Мдее. Вчера весь вечер мучал комп. Копировал разделы WinSock и WinSock2 с другого винта с чистой системой (причем во всех трех папках с ControlSet'ами) - все равно желтый треугольник; удалял все WinSock и WinSock2 из реестра, отключал и удалял сетевой адаптер, делал апгрейд системы до Windows 7 Professional через Microsoft Anytime Upgrade; опять удалял оба раздела с адаптером, делал обновление винды с установочного диска, после обновления переустанавливал драйвер TCP/IPv4, выполнял все команды что смог нагуглить (ipconfig /flushdns; route -f; netsh winsock reset; netsh int ip reset) - ноль подсечки.

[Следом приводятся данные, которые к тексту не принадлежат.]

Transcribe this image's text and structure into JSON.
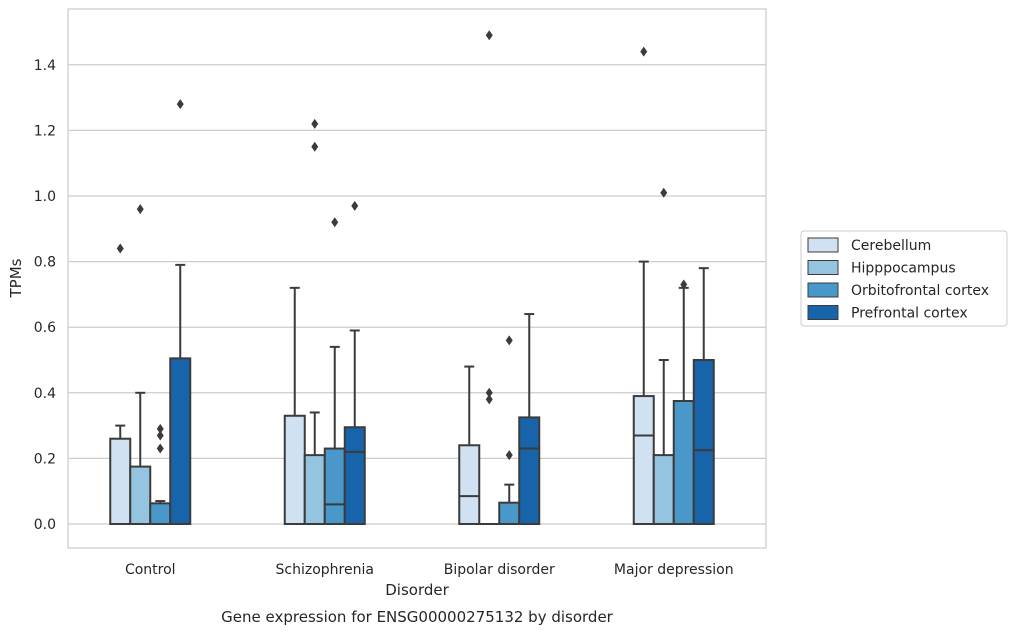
{
  "chart_data": {
    "type": "box",
    "caption": "Gene expression for ENSG00000275132 by disorder",
    "xlabel": "Disorder",
    "ylabel": "TPMs",
    "ylim": [
      -0.07,
      1.57
    ],
    "yticks": [
      0.0,
      0.2,
      0.4,
      0.6,
      0.8,
      1.0,
      1.2,
      1.4
    ],
    "ytick_labels": [
      "0.0",
      "0.2",
      "0.4",
      "0.6",
      "0.8",
      "1.0",
      "1.2",
      "1.4"
    ],
    "grid": "horizontal",
    "legend_position": "right",
    "categories": [
      "Control",
      "Schizophrenia",
      "Bipolar disorder",
      "Major depression"
    ],
    "series": [
      {
        "name": "Cerebellum",
        "color": "#d0e1f2",
        "boxes": [
          {
            "category": "Control",
            "whisker_low": 0.0,
            "q1": 0.0,
            "median": 0.0,
            "q3": 0.26,
            "whisker_high": 0.3,
            "outliers": [
              0.84
            ]
          },
          {
            "category": "Schizophrenia",
            "whisker_low": 0.0,
            "q1": 0.0,
            "median": 0.0,
            "q3": 0.33,
            "whisker_high": 0.72,
            "outliers": []
          },
          {
            "category": "Bipolar disorder",
            "whisker_low": 0.0,
            "q1": 0.0,
            "median": 0.085,
            "q3": 0.24,
            "whisker_high": 0.48,
            "outliers": []
          },
          {
            "category": "Major depression",
            "whisker_low": 0.0,
            "q1": 0.0,
            "median": 0.27,
            "q3": 0.39,
            "whisker_high": 0.8,
            "outliers": [
              1.44
            ]
          }
        ]
      },
      {
        "name": "Hipppocampus",
        "color": "#94c4df",
        "boxes": [
          {
            "category": "Control",
            "whisker_low": 0.0,
            "q1": 0.0,
            "median": 0.0,
            "q3": 0.175,
            "whisker_high": 0.4,
            "outliers": [
              0.96
            ]
          },
          {
            "category": "Schizophrenia",
            "whisker_low": 0.0,
            "q1": 0.0,
            "median": 0.0,
            "q3": 0.21,
            "whisker_high": 0.34,
            "outliers": [
              1.22,
              1.15
            ]
          },
          {
            "category": "Bipolar disorder",
            "whisker_low": 0.0,
            "q1": 0.0,
            "median": 0.0,
            "q3": 0.0,
            "whisker_high": 0.0,
            "outliers": [
              1.49,
              0.4,
              0.38
            ]
          },
          {
            "category": "Major depression",
            "whisker_low": 0.0,
            "q1": 0.0,
            "median": 0.0,
            "q3": 0.21,
            "whisker_high": 0.5,
            "outliers": [
              1.01
            ]
          }
        ]
      },
      {
        "name": "Orbitofrontal cortex",
        "color": "#4a98c9",
        "boxes": [
          {
            "category": "Control",
            "whisker_low": 0.0,
            "q1": 0.0,
            "median": 0.0,
            "q3": 0.063,
            "whisker_high": 0.07,
            "outliers": [
              0.29,
              0.27,
              0.23
            ]
          },
          {
            "category": "Schizophrenia",
            "whisker_low": 0.0,
            "q1": 0.0,
            "median": 0.06,
            "q3": 0.23,
            "whisker_high": 0.54,
            "outliers": [
              0.92
            ]
          },
          {
            "category": "Bipolar disorder",
            "whisker_low": 0.0,
            "q1": 0.0,
            "median": 0.0,
            "q3": 0.065,
            "whisker_high": 0.12,
            "outliers": [
              0.56,
              0.21
            ]
          },
          {
            "category": "Major depression",
            "whisker_low": 0.0,
            "q1": 0.0,
            "median": 0.0,
            "q3": 0.375,
            "whisker_high": 0.72,
            "outliers": [
              0.73
            ]
          }
        ]
      },
      {
        "name": "Prefrontal cortex",
        "color": "#1764ab",
        "boxes": [
          {
            "category": "Control",
            "whisker_low": 0.0,
            "q1": 0.0,
            "median": 0.0,
            "q3": 0.505,
            "whisker_high": 0.79,
            "outliers": [
              1.28
            ]
          },
          {
            "category": "Schizophrenia",
            "whisker_low": 0.0,
            "q1": 0.0,
            "median": 0.22,
            "q3": 0.295,
            "whisker_high": 0.59,
            "outliers": [
              0.97
            ]
          },
          {
            "category": "Bipolar disorder",
            "whisker_low": 0.0,
            "q1": 0.0,
            "median": 0.23,
            "q3": 0.325,
            "whisker_high": 0.64,
            "outliers": []
          },
          {
            "category": "Major depression",
            "whisker_low": 0.0,
            "q1": 0.0,
            "median": 0.225,
            "q3": 0.5,
            "whisker_high": 0.78,
            "outliers": []
          }
        ]
      }
    ]
  }
}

Всё одно - желтый треугольник и неопознанная сеть.
Проверял на вирусы бесплатными мини-утилитами CureIT (не требующими установки) скачанными с сайтов dr.Web и Avast - ни одна не нашла ни одного вируса. Ну что за зараза такая сидит?

Что касается Журналов - вот добрался наконец до них, экспортировал и выкладываю. Закинул на народ, потому что сдешний загрузчик не захотел почему-то добавлять журналы ни в родном формате .evtx, ни в архиве.
http://narod.ru/disk/62280581001.85c...жение.zip.html
http://narod.ru/disk/62280622001.74a...стема.zip.html

----------


## PavelA

Много интересного есть, связанного с этим в журнале "Система". Проблемы с драйверами Симантека (Teefer2)

Marvell Yukon 88E8001/8003/8010 PCI Gigabit Ethernet -- это новая сетевуха?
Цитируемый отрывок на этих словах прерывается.